Object relational mappings are over-rated...
1st January 2004
... At least according to Tim Bray:
Lots of architects have learned, painfully, that you usually can’t magick relational rows away behind object/class abstractions. The right way to think about a database is as a set of normalized tables that are designed to be addressed with SQL strings.
This brings in to focus something I’ve been thinking about for quite a while. I always try to abstract away the details of the data storage layer behind some kind of interface, so that none of my front end code ever has to make a direct database call, instead calling methods on my application objects with names like “get_user_by_id” or “get_blog_entries_for_date”. The idea is that I could, if I wanted to, completely switch out the underlying data source. I should also be able to write new front-end functionality that calls the existing application layer methods without having to change anything in the data access code.
There are a couple of problems here. Firstly, I’ve already got a data abstraction layer in the form of SQL. Although there are many discrepancies between implementations, basic SQL statements such as selects and joins should work on pretty much any database.
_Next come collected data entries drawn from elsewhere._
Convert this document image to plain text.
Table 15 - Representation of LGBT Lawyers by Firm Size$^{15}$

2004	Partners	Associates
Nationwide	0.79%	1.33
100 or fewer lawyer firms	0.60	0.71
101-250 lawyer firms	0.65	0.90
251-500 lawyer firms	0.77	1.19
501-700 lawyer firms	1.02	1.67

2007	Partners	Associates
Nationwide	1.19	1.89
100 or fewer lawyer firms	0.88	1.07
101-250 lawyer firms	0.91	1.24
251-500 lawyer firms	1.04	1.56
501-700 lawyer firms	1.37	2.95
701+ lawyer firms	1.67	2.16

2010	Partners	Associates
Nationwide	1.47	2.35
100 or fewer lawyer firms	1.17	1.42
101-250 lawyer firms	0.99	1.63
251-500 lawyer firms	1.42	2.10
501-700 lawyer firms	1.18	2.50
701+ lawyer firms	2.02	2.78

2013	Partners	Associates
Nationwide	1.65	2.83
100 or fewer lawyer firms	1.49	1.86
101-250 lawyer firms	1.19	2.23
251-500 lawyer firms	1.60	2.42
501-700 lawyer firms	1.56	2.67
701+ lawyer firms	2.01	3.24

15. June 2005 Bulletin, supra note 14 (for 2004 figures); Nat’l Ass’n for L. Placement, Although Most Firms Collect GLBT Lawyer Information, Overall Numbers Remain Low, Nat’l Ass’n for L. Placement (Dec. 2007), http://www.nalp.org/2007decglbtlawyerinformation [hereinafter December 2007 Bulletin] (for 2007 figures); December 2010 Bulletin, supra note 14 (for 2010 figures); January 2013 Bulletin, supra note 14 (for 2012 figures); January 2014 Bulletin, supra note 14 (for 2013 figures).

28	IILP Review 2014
Additionally, in my three years of building web applications I can’t think of a single time I’ve needed to change the data layer for an existing application.
Modern database features such as stored procedures and constraints allow you to move huge chunks of application logic that relates to data coherency in to the database itself. In fact, PostgreSQL even allows you to write stored procedures in third party languages such as Python or Perl. With carefully written stored procedures, much of the important application logic could live in the database along with the data itself—a concept comparable to object oriented programming where the data and the methods that can be run on the data are encapsulated together.
I certainly haven’t made up my mind one way or the other, and at the end of the day the best approach is the one that gets a project completed in a reasonable time frame and that results in easily maintainable code. Plenty of food for thought, in any case.